The drone has traditional tricycle-style landing gear, like many other aircraft, meaning that it’s designed to take off and land from a regular runway. That differentiates it from a very similar unmanned craft called the Valkyrie, made by Kratos. The Valkyrie, or XQ-58A, has the same general purpose as Boeing’s Loyal Wingman, but it launches from a rail, not the tarmac, and boasts a range that’s longer by about 1,000 miles. The Valkyrie may cost about $3 million each. A price tag like that may sound like a lot, but keep in mind that even a relatively basic fighter jet, like an F-16, costs about $18.8 million in 1998 dollars, according to the US Air Force.

Boeing says that the Loyal Wingman will leverage artificial intelligence to help it maneuver around the skies. After all, there’s no way that a human, busy controlling their own jet, would have the cognitive bandwidth to actively and constantly command uncrewed jets flying alongside it in formation at the same time. For that, those craft would need to be capable of autonomous flight.

The kind of code that allows for multiple drones to fly alongside another aircraft and operate with some degree of autonomy would need to be highly complex.
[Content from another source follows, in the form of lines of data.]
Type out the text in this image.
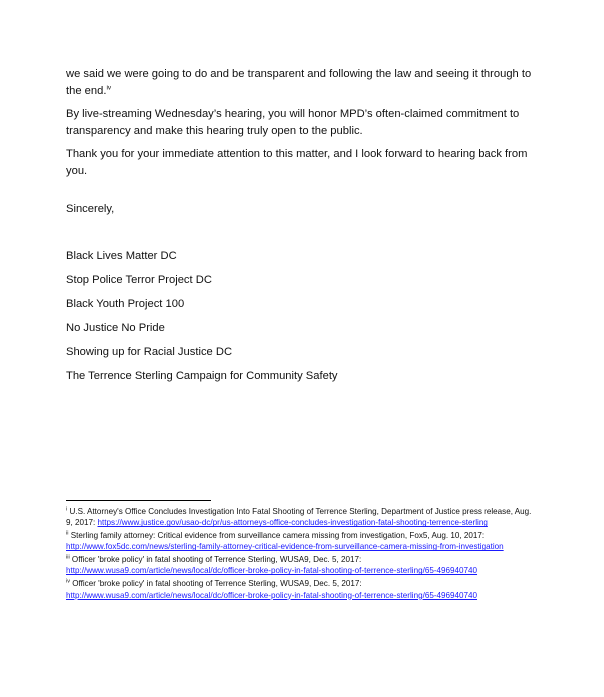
we said we were going to do and be transparent and following the law and seeing it through to the end.$^{iv}$

By live-streaming Wednesday’s hearing, you will honor MPD’s often-claimed commitment to transparency and make this hearing truly open to the public.

Thank you for your immediate attention to this matter, and I look forward to hearing back from you.

Sincerely,

Black Lives Matter DC

Stop Police Terror Project DC

Black Youth Project 100

No Justice No Pride

Showing up for Racial Justice DC

The Terrence Sterling Campaign for Community Safety

$^i$ U.S. Attorney's Office Concludes Investigation Into Fatal Shooting of Terrence Sterling, Department of Justice press release, Aug. 9, 2017: https://www.justice.gov/usao-dc/pr/us-attorneys-office-concludes-investigation-fatal-shooting-terrence-sterling

$^{ii}$ Sterling family attorney: Critical evidence from surveillance camera missing from investigation, Fox5, Aug. 10, 2017: http://www.fox5dc.com/news/sterling-family-attorney-critical-evidence-from-surveillance-camera-missing-from-investigation

$^{iii}$ Officer 'broke policy' in fatal shooting of Terrence Sterling, WUSA9, Dec. 5, 2017: http://www.wusa9.com/article/news/local/dc/officer-broke-policy-in-fatal-shooting-of-terrence-sterling/65-496940740

$^{iv}$ Officer 'broke policy' in fatal shooting of Terrence Sterling, WUSA9, Dec. 5, 2017: http://www.wusa9.com/article/news/local/dc/officer-broke-policy-in-fatal-shooting-of-terrence-sterling/65-496940740
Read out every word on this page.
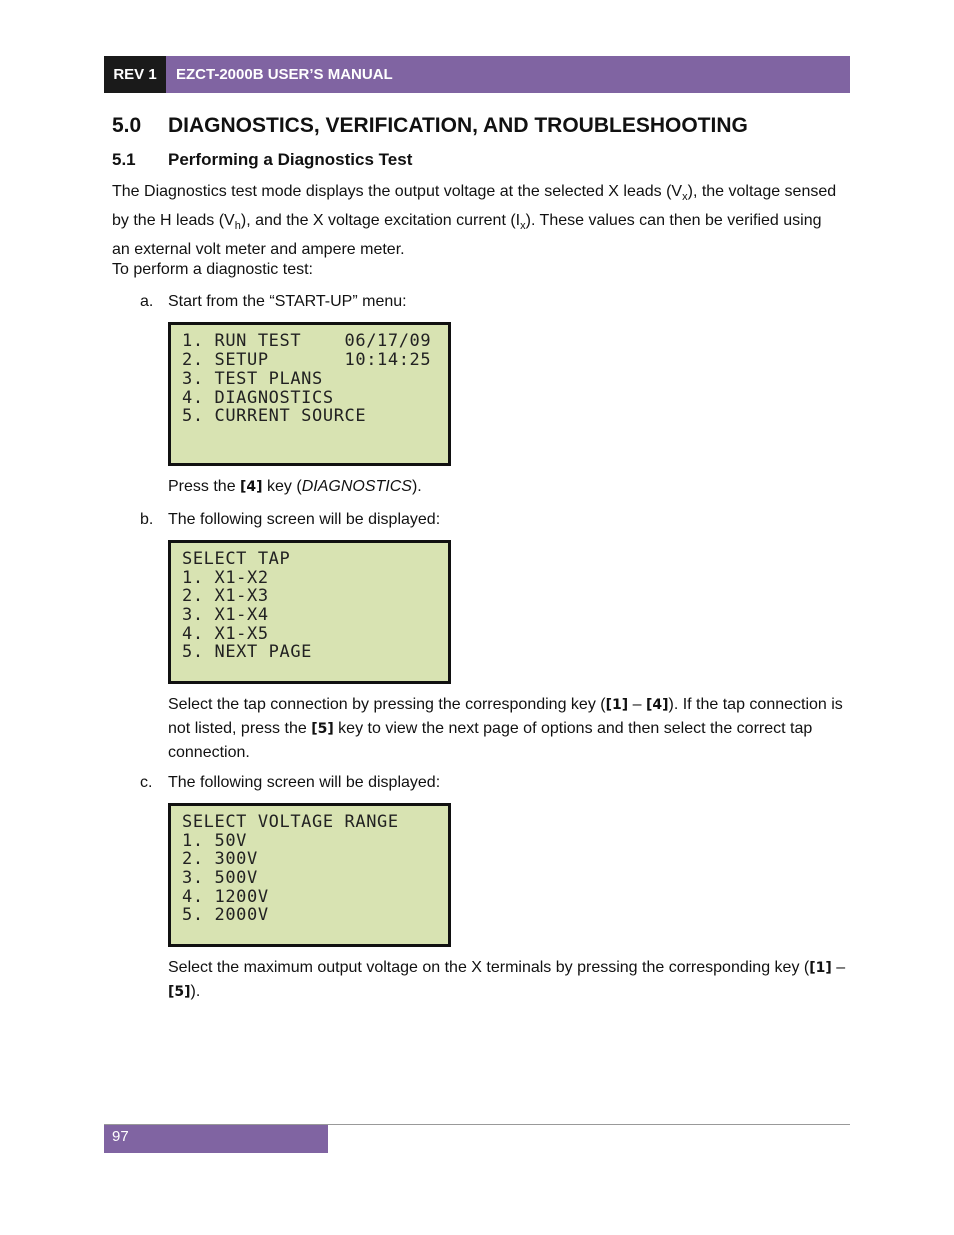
REV 1	EZCT-2000B USER’S MANUAL
5.0 DIAGNOSTICS, VERIFICATION, AND TROUBLESHOOTING
5.1 Performing a Diagnostics Test
The Diagnostics test mode displays the output voltage at the selected X leads $(V_x)$, the voltage sensed by the H leads $(V_h)$, and the X voltage excitation current $(I_x)$. These values can then be verified using an external volt meter and ampere meter.
To perform a diagnostic test:
a. Start from the “START-UP” menu:
1. RUN TEST    06/17/09
2. SETUP       10:14:25
3. TEST PLANS
4. DIAGNOSTICS
5. CURRENT SOURCE
Press the [4] key (DIAGNOSTICS).
b. The following screen will be displayed:
SELECT TAP
1. X1-X2
2. X1-X3
3. X1-X4
4. X1-X5
5. NEXT PAGE
Select the tap connection by pressing the corresponding key ([1] – [4]). If the tap connection is not listed, press the [5] key to view the next page of options and then select the correct tap connection.
c. The following screen will be displayed:
SELECT VOLTAGE RANGE
1. 50V
2. 300V
3. 500V
4. 1200V
5. 2000V
Select the maximum output voltage on the X terminals by pressing the corresponding key ([1] – [5]).
97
Software called Auto-GCAS already exists that can detect if a fighter jet is going to crash into the ground—it can kick in if a pilot experiences a potentially deadly phenomenon called GLOC (g-induced loss of consciousness) and then loses control of the plane.

loyal wingman
An illustration of four Loyal Wingman drones alongside a crewed aircraft. Boeing

But the Air Force Research Lab has also been working on more complicated software that could help detect and prevent collisions in the air between planes that are flying in formation or practicing basic fighter maneuvers, when they’d turn and fly towards each other. “I would say it’s nowhere near as mature as what we’ve done with Auto-GCAS, but it is an area that we believe we need to go put some research into it,” General Arnold Bunch, who leads Air Force Materiel Command, told Popular Science in January. That’s because, he adds, “When we talk about how we’re going to do it for piloted [aircraft], you could also use similar technology in autonomous [operations], and things that would partner, so there’s even more reason to go down that path.” Indeed, that’s the path that Boeing and Kratos are going down now; Lockheed Martin, which makes the F-35, also says it’s working in this space.

Boeing is producing the planes in Australia and is working with industry in that country and the Royal Australian Air Force.

Correction: This article has been updated to fix an error regarding the volume of the aircraft’s nose. It is 52 cubic feet, not square feet.